The offering is comprised of Class A units, priced at a public offering price of $0.60 per unit, with each unit consisting of one share of common stock and a five-year warrant to purchase one share of common stock with an exercise price of $0.60 per share, and Class B units, priced at a public offering price of $999.60 per unit, with each unit comprised of one share of Series B preferred stock, which is convertible into 1,666 shares of common stock, and a five-year warrant to purchase 1,666 shares of common stock, also with an exercise price of $0.60 per share. The Series B preferred stock to be issued in this transaction will include a beneficial ownership blocker but will have no dividend rights (except to the extent that dividends are also paid on the common stock), liquidation preference or other preferences over common stock, and, subject to limited exceptions, will have no voting rights. The securities comprising the units will be immediately separable and issued separately.
Ladenburg Thalmann & Co. Inc., a subsidiary of Ladenburg Thalmann Financial Services Inc., is the sole book-running manager in connection with the offering.
A total of 9,577,504 shares of common stock, 6,256 shares of Series B preferred stock convertible into an aggregate of 10,422,496 shares of common stock, and total warrants to purchase 20,000,000 shares of common stock will be issued in the offering.

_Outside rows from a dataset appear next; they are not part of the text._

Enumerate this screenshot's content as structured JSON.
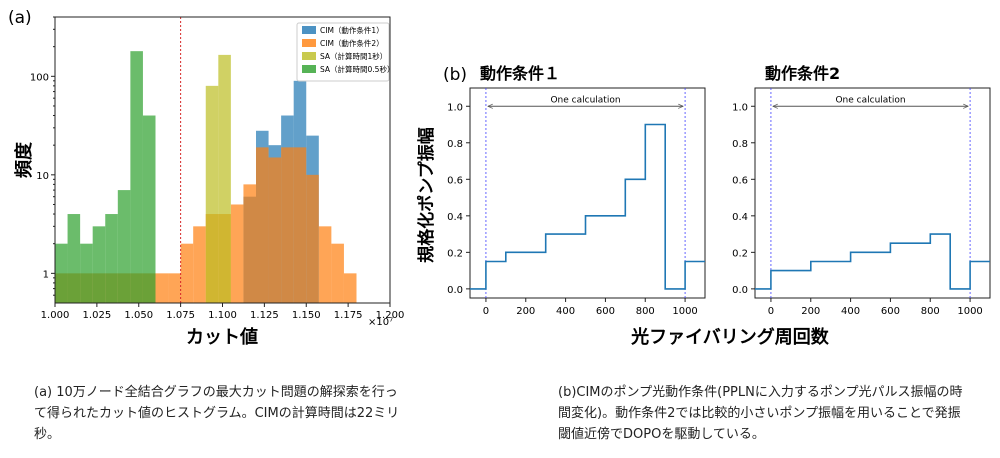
{
  "panel_a": {
    "label": "(a)",
    "ylabel": "頻度",
    "xlabel": "カット値",
    "offset": "×10⁷"
  },
  "panel_b": {
    "label": "(b)",
    "ylabel": "規格化ポンプ振幅",
    "xlabel": "光ファイバリング周回数"
  },
  "captions": {
    "a": "(a) 10万ノード全結合グラフの最大カット問題の解探索を行って得られたカット値のヒストグラム。CIMの計算時間は22ミリ秒。",
    "b": "(b)CIMのポンプ光動作条件(PPLNに入力するポンプ光パルス振幅の時間変化)。動作条件2では比較的小さいポンプ振幅を用いることで発振閾値近傍でDOPOを駆動している。"
  },
  "chart_data": [
    {
      "type": "bar",
      "title": "",
      "xlabel": "カット値",
      "ylabel": "頻度",
      "xscale_offset": "×10⁷",
      "xlim": [
        1.0,
        1.2
      ],
      "ylim": [
        0.5,
        400
      ],
      "yscale": "log",
      "xticks": [
        "1.000",
        "1.025",
        "1.050",
        "1.075",
        "1.100",
        "1.125",
        "1.150",
        "1.175",
        "1.200"
      ],
      "yticks": [
        "1",
        "10",
        "100"
      ],
      "vline": 1.075,
      "bin_width": 0.0075,
      "legend_position": "top-right",
      "series": [
        {
          "name": "CIM（動作条件1）",
          "color": "#1f77b4",
          "bins": [
            1.1125,
            1.12,
            1.1275,
            1.135,
            1.1425,
            1.15
          ],
          "values": [
            6,
            28,
            20,
            40,
            90,
            25
          ]
        },
        {
          "name": "CIM（動作条件2）",
          "color": "#ff7f0e",
          "bins": [
            1.0,
            1.0075,
            1.015,
            1.0225,
            1.03,
            1.0375,
            1.045,
            1.0525,
            1.06,
            1.0675,
            1.075,
            1.0825,
            1.09,
            1.0975,
            1.105,
            1.1125,
            1.12,
            1.1275,
            1.135,
            1.1425,
            1.15,
            1.1575,
            1.165,
            1.1725
          ],
          "values": [
            1,
            1,
            1,
            1,
            1,
            1,
            1,
            1,
            1,
            1,
            2,
            3,
            4,
            4,
            5,
            8,
            19,
            15,
            19,
            19,
            10,
            3,
            2,
            1
          ]
        },
        {
          "name": "SA（計算時間1秒）",
          "color": "#bcbd22",
          "bins": [
            1.09,
            1.0975
          ],
          "values": [
            80,
            165
          ]
        },
        {
          "name": "SA（計算時間0.5秒）",
          "color": "#2ca02c",
          "bins": [
            1.0,
            1.0075,
            1.015,
            1.0225,
            1.03,
            1.0375,
            1.045,
            1.0525
          ],
          "values": [
            2,
            4,
            2,
            3,
            4,
            7,
            180,
            40
          ]
        }
      ]
    },
    {
      "type": "line",
      "title": "動作条件１",
      "xlabel": "光ファイバリング周回数",
      "ylabel": "規格化ポンプ振幅",
      "xlim": [
        -80,
        1100
      ],
      "ylim": [
        -0.05,
        1.1
      ],
      "xticks": [
        0,
        200,
        400,
        600,
        800,
        1000
      ],
      "yticks": [
        0.0,
        0.2,
        0.4,
        0.6,
        0.8,
        1.0
      ],
      "annotation": "One calculation",
      "vlines": [
        0,
        1000
      ],
      "color": "#1f77b4",
      "step_x": [
        -80,
        0,
        0,
        100,
        100,
        300,
        300,
        500,
        500,
        700,
        700,
        800,
        800,
        900,
        900,
        1000,
        1000,
        1100
      ],
      "step_y": [
        0,
        0,
        0.15,
        0.15,
        0.2,
        0.2,
        0.3,
        0.3,
        0.4,
        0.4,
        0.6,
        0.6,
        0.9,
        0.9,
        0,
        0,
        0.15,
        0.15
      ]
    },
    {
      "type": "line",
      "title": "動作条件2",
      "xlabel": "光ファイバリング周回数",
      "ylabel": "",
      "xlim": [
        -80,
        1100
      ],
      "ylim": [
        -0.05,
        1.1
      ],
      "xticks": [
        0,
        200,
        400,
        600,
        800,
        1000
      ],
      "yticks": [
        0.0,
        0.2,
        0.4,
        0.6,
        0.8,
        1.0
      ],
      "annotation": "One calculation",
      "vlines": [
        0,
        1000
      ],
      "color": "#1f77b4",
      "step_x": [
        -80,
        0,
        0,
        200,
        200,
        400,
        400,
        600,
        600,
        800,
        800,
        900,
        900,
        1000,
        1000,
        1100
      ],
      "step_y": [
        0,
        0,
        0.1,
        0.1,
        0.15,
        0.15,
        0.2,
        0.2,
        0.25,
        0.25,
        0.3,
        0.3,
        0,
        0,
        0.15,
        0.15
      ]
    }
  ]
}
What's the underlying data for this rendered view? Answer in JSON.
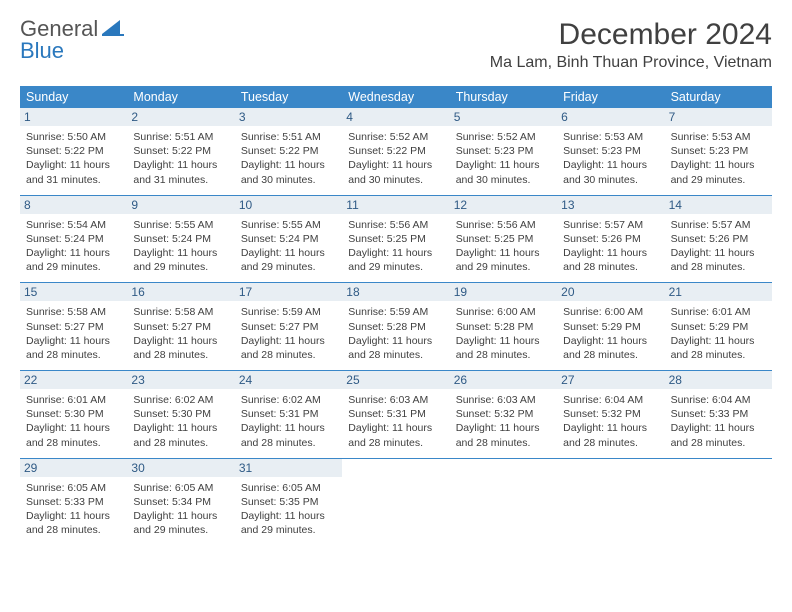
{
  "logo": {
    "word1": "General",
    "word2": "Blue"
  },
  "title": "December 2024",
  "location": "Ma Lam, Binh Thuan Province, Vietnam",
  "accent_color": "#3a87c8",
  "daynum_bg": "#e8eef3",
  "weekdays": [
    "Sunday",
    "Monday",
    "Tuesday",
    "Wednesday",
    "Thursday",
    "Friday",
    "Saturday"
  ],
  "weeks": [
    [
      {
        "n": "1",
        "sr": "5:50 AM",
        "ss": "5:22 PM",
        "dl": "11 hours and 31 minutes."
      },
      {
        "n": "2",
        "sr": "5:51 AM",
        "ss": "5:22 PM",
        "dl": "11 hours and 31 minutes."
      },
      {
        "n": "3",
        "sr": "5:51 AM",
        "ss": "5:22 PM",
        "dl": "11 hours and 30 minutes."
      },
      {
        "n": "4",
        "sr": "5:52 AM",
        "ss": "5:22 PM",
        "dl": "11 hours and 30 minutes."
      },
      {
        "n": "5",
        "sr": "5:52 AM",
        "ss": "5:23 PM",
        "dl": "11 hours and 30 minutes."
      },
      {
        "n": "6",
        "sr": "5:53 AM",
        "ss": "5:23 PM",
        "dl": "11 hours and 30 minutes."
      },
      {
        "n": "7",
        "sr": "5:53 AM",
        "ss": "5:23 PM",
        "dl": "11 hours and 29 minutes."
      }
    ],
    [
      {
        "n": "8",
        "sr": "5:54 AM",
        "ss": "5:24 PM",
        "dl": "11 hours and 29 minutes."
      },
      {
        "n": "9",
        "sr": "5:55 AM",
        "ss": "5:24 PM",
        "dl": "11 hours and 29 minutes."
      },
      {
        "n": "10",
        "sr": "5:55 AM",
        "ss": "5:24 PM",
        "dl": "11 hours and 29 minutes."
      },
      {
        "n": "11",
        "sr": "5:56 AM",
        "ss": "5:25 PM",
        "dl": "11 hours and 29 minutes."
      },
      {
        "n": "12",
        "sr": "5:56 AM",
        "ss": "5:25 PM",
        "dl": "11 hours and 29 minutes."
      },
      {
        "n": "13",
        "sr": "5:57 AM",
        "ss": "5:26 PM",
        "dl": "11 hours and 28 minutes."
      },
      {
        "n": "14",
        "sr": "5:57 AM",
        "ss": "5:26 PM",
        "dl": "11 hours and 28 minutes."
      }
    ],
    [
      {
        "n": "15",
        "sr": "5:58 AM",
        "ss": "5:27 PM",
        "dl": "11 hours and 28 minutes."
      },
      {
        "n": "16",
        "sr": "5:58 AM",
        "ss": "5:27 PM",
        "dl": "11 hours and 28 minutes."
      },
      {
        "n": "17",
        "sr": "5:59 AM",
        "ss": "5:27 PM",
        "dl": "11 hours and 28 minutes."
      },
      {
        "n": "18",
        "sr": "5:59 AM",
        "ss": "5:28 PM",
        "dl": "11 hours and 28 minutes."
      },
      {
        "n": "19",
        "sr": "6:00 AM",
        "ss": "5:28 PM",
        "dl": "11 hours and 28 minutes."
      },
      {
        "n": "20",
        "sr": "6:00 AM",
        "ss": "5:29 PM",
        "dl": "11 hours and 28 minutes."
      },
      {
        "n": "21",
        "sr": "6:01 AM",
        "ss": "5:29 PM",
        "dl": "11 hours and 28 minutes."
      }
    ],
    [
      {
        "n": "22",
        "sr": "6:01 AM",
        "ss": "5:30 PM",
        "dl": "11 hours and 28 minutes."
      },
      {
        "n": "23",
        "sr": "6:02 AM",
        "ss": "5:30 PM",
        "dl": "11 hours and 28 minutes."
      },
      {
        "n": "24",
        "sr": "6:02 AM",
        "ss": "5:31 PM",
        "dl": "11 hours and 28 minutes."
      },
      {
        "n": "25",
        "sr": "6:03 AM",
        "ss": "5:31 PM",
        "dl": "11 hours and 28 minutes."
      },
      {
        "n": "26",
        "sr": "6:03 AM",
        "ss": "5:32 PM",
        "dl": "11 hours and 28 minutes."
      },
      {
        "n": "27",
        "sr": "6:04 AM",
        "ss": "5:32 PM",
        "dl": "11 hours and 28 minutes."
      },
      {
        "n": "28",
        "sr": "6:04 AM",
        "ss": "5:33 PM",
        "dl": "11 hours and 28 minutes."
      }
    ],
    [
      {
        "n": "29",
        "sr": "6:05 AM",
        "ss": "5:33 PM",
        "dl": "11 hours and 28 minutes."
      },
      {
        "n": "30",
        "sr": "6:05 AM",
        "ss": "5:34 PM",
        "dl": "11 hours and 29 minutes."
      },
      {
        "n": "31",
        "sr": "6:05 AM",
        "ss": "5:35 PM",
        "dl": "11 hours and 29 minutes."
      },
      null,
      null,
      null,
      null
    ]
  ],
  "labels": {
    "sunrise": "Sunrise:",
    "sunset": "Sunset:",
    "daylight": "Daylight:"
  }
}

In addition, Achieve has granted the underwriters a 45-day option to purchase up to 3,000,000 additional shares of common stock and/or warrants to purchase up to 3,000,000 shares of common stock solely to cover overallotments, if any, at the public offering price per share and per warrant, less the underwriting discounts and commissions.
The securities described above are being offered pursuant to a registration statement on Form S-1 (File No. 333-234530), which was declared effective by the Securities and Exchange Commission (SEC) on December 17, 2019.